Mit der Berufung macht der Kläger unter anderem geltend, dass eine Regelung, wonach der Urlaubsanspruch bezogen auf den Mindesturlaub erlöschen könne, ohne dass der Arbeitnehmer eine Erholungseffekt gehabt habe, gegen europarechtliche Vorgaben verstoße.
Das LAG Hamm entschied, dass § 9 BUrlG analog auf den Fall einer angeordneten Quarantäne anzuwenden sei. Mithin seien die Tage, die in die Quarantänezeit fallen, nicht auf den Jahresurlaub anzurechnen und somit gutzuschreiben.
Der auch im Unionsrecht verankerte Urlaubsanspruch diene der Erholung des Arbeitnehmers und solle diesem einen Zeitraum der selbstbestimmten Entspannung und Freizeit ermöglichen. Nach Ansicht des LAG Hamm bestehe eine Vergleichbarkeit der Situation eines arbeitsunfähig erkrankten Arbeitnehmers mit der einer angeordneten Quarantäne. Der wesentliche Aspekt der Urlaubsgewährung liege darin, die Urlaubsgestaltung frei zu bestimmen bzw. selbstbestimmt zu gestalten. Dem stehe eine Quarantäneanordnung entgegen. Nicht nur würde dem Arbeitnehmer hierdurch vorgeschrieben, wo er sich aufzuhalten habe oder mit wem er Kontakt haben dürfe. Vielmehr schränken auch die Vorgaben zu gegebenenfalls vorzunehmenden Untersuchungen (bspw. äußerliche Untersuchungen oder Abstriche von Haut und Schleimhäuten) und die dauerhafte Belastung, mit dem Ausbruch der Erkrankung zu rechnen, die selbstbestimmte Nutzung der Urlaubszeit durch den Arbeitnehmer erheblich ein. Nicht entscheidend sei dabei wie der Einzelne die Quarantäne empfindet. Der Arbeitgeber schulde zwar keinen „Urlaubserfolg“, jedoch sei Zweck des § 1 BUrlG den Arbeitnehmer zur Erfüllung des Urlaubsanspruchs von der Verpflichtung zur Arbeitsleistung freizustellen, um diesem die uneingeschränkte selbstbestimmte Nutzung seiner Freizeit zu ermöglichen.
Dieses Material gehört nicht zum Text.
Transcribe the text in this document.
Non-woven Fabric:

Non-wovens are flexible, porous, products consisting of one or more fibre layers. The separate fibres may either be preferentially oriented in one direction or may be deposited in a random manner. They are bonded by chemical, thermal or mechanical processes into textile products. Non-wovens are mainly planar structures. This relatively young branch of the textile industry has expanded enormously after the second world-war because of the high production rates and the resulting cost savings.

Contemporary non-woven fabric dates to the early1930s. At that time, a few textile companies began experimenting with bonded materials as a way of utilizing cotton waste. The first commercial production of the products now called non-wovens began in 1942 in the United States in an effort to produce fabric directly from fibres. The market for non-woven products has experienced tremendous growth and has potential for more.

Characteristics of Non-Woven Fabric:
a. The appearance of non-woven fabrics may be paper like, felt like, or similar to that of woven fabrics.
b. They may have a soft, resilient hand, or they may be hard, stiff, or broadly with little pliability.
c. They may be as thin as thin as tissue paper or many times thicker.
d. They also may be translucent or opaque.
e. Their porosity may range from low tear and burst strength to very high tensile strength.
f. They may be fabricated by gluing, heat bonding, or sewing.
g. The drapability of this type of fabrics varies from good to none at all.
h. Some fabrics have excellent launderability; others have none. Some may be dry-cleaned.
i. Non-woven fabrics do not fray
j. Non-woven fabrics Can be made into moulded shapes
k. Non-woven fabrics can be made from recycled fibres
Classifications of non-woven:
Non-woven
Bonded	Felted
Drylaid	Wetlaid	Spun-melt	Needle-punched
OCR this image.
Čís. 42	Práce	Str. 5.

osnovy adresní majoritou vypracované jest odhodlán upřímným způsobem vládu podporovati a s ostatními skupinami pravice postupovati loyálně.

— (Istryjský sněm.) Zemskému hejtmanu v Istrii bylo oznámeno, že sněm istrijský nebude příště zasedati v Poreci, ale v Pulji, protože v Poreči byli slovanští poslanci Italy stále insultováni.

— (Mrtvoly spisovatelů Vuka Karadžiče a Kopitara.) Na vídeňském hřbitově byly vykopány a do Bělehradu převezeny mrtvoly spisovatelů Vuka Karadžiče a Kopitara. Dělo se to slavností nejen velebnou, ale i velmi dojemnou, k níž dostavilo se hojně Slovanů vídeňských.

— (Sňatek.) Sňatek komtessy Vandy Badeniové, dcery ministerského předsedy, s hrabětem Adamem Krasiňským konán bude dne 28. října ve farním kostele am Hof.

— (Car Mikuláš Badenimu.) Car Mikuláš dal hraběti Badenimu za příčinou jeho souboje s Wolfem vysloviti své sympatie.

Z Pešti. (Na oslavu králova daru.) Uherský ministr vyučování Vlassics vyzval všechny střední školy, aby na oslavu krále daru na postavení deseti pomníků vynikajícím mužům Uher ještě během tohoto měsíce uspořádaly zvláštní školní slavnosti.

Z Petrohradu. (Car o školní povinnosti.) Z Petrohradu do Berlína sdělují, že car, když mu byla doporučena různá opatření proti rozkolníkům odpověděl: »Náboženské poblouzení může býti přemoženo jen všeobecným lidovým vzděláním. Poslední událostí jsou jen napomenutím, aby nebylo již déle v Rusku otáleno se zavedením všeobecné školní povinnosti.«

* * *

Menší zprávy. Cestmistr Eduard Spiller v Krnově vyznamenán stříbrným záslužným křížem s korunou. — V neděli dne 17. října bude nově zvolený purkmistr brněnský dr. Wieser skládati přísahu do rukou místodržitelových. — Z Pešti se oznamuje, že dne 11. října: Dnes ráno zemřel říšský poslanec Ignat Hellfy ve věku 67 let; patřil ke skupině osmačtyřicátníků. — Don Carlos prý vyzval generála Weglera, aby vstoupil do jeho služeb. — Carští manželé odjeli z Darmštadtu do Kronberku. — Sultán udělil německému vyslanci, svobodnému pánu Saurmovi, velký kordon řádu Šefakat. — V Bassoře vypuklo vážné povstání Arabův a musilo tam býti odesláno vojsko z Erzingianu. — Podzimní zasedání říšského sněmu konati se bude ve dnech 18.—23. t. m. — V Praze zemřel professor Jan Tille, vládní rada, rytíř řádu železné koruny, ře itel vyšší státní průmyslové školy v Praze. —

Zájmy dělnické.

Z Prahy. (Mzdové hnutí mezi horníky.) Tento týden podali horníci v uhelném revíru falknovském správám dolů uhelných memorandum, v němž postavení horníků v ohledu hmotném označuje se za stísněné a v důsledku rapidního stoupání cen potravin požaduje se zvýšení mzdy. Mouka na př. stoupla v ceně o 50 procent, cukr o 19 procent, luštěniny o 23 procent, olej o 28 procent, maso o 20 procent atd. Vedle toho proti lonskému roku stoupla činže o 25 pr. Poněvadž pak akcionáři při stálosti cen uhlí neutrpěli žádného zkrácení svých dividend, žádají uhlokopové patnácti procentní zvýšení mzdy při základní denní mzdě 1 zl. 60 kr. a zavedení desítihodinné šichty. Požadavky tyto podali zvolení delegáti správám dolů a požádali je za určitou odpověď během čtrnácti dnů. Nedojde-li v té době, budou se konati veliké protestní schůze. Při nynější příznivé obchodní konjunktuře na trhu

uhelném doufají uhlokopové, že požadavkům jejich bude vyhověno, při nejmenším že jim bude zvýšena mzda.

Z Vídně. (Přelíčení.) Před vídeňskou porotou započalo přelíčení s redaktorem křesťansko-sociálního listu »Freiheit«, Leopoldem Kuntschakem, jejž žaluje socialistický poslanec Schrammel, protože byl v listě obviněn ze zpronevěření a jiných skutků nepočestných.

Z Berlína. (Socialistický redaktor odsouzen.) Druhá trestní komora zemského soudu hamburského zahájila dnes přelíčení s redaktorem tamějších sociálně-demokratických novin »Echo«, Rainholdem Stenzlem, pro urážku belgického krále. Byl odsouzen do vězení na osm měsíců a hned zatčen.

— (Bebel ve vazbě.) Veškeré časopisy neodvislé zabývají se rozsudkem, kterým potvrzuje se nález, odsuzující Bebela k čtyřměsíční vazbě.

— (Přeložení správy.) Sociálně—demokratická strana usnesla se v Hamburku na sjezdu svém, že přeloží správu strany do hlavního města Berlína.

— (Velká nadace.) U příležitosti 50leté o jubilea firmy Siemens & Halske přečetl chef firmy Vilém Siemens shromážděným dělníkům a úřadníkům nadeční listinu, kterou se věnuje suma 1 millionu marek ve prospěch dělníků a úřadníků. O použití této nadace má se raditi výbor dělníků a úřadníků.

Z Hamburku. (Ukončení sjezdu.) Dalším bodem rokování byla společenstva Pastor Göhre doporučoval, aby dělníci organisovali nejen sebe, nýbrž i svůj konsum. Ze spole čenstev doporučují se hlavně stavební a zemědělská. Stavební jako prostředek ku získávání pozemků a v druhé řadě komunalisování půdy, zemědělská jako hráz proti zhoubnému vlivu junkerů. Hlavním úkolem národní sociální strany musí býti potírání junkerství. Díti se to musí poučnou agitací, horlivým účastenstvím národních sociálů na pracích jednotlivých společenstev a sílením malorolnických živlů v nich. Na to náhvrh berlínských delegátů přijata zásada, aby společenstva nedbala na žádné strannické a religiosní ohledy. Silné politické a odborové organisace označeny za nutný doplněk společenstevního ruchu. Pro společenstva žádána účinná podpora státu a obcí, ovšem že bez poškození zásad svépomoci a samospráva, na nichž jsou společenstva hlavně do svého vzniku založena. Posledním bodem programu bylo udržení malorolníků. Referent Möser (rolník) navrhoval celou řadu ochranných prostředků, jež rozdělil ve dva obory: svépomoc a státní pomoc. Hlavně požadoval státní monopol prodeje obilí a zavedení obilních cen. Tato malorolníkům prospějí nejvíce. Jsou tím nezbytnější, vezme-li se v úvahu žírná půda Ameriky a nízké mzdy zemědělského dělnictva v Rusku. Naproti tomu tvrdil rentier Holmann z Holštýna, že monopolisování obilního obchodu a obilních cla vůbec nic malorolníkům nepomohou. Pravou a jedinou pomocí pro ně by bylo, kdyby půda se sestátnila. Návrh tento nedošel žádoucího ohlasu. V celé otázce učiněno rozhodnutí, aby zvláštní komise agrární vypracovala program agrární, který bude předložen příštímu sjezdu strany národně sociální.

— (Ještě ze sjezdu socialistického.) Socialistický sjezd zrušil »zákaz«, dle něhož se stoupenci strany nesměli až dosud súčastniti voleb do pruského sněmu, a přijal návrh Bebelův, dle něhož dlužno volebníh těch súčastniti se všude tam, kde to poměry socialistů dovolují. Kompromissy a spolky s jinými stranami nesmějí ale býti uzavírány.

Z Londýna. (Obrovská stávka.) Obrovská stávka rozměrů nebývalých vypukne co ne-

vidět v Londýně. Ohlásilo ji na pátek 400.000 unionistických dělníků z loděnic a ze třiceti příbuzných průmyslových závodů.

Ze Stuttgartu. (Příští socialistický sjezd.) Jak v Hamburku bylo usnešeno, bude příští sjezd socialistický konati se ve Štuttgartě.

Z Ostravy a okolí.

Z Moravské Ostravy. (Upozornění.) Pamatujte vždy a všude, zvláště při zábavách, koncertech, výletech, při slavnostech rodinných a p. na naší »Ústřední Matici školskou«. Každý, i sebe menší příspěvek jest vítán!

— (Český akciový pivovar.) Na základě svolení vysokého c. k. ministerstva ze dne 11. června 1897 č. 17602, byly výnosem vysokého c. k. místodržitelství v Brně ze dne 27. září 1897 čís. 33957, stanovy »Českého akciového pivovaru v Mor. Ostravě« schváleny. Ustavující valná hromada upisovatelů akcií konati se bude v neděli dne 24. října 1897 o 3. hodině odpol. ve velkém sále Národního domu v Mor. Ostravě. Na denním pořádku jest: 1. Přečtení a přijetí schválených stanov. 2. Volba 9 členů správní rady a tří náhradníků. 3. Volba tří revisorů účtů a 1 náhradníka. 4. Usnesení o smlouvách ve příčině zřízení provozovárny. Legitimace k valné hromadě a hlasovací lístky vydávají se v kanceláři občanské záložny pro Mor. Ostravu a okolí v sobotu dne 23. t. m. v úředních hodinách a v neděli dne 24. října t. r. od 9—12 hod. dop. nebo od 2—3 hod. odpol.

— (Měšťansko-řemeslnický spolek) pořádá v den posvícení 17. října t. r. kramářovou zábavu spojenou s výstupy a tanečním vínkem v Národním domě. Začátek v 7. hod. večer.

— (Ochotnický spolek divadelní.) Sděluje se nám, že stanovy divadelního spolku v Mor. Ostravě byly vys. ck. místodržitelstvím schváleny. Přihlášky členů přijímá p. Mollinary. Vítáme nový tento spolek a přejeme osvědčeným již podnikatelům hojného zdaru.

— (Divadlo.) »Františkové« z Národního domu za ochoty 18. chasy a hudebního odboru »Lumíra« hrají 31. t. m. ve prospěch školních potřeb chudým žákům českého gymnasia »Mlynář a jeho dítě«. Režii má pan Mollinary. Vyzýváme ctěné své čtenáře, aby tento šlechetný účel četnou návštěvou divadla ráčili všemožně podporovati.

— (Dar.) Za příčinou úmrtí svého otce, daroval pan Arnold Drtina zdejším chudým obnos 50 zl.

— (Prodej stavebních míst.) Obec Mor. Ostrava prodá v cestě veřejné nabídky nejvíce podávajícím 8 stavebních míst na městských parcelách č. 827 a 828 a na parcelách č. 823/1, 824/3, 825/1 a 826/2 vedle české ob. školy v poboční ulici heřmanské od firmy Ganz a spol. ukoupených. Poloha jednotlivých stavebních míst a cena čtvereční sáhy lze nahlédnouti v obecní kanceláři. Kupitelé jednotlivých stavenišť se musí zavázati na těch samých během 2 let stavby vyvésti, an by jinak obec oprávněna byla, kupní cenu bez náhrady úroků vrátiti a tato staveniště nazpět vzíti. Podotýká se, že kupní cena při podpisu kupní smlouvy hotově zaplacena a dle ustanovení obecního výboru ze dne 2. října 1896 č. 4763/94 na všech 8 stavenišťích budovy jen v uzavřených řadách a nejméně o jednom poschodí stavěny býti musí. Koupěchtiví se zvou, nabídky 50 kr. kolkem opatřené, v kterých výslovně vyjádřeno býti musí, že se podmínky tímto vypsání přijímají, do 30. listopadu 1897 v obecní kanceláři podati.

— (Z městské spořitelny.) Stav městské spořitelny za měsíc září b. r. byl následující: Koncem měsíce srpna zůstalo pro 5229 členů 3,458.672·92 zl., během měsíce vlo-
Die amtliche Begründung zu § 48 des Regierungsentwurfs eines Bundesseuchengesetzes habe bereits ausgeführt, dass Ansteckungsverdächtige „vom Schicksal in ähnlicher Weise betroffen [sind] wie Kranke“ (BGH, Urteil vom 30. November 1978, III ZR 43/77). Mithin habe der Gesetzgeber die Analogie selbst gezogen. Dieser Rechtsgedanke sei auch auf § 56 IfSG übertragbar.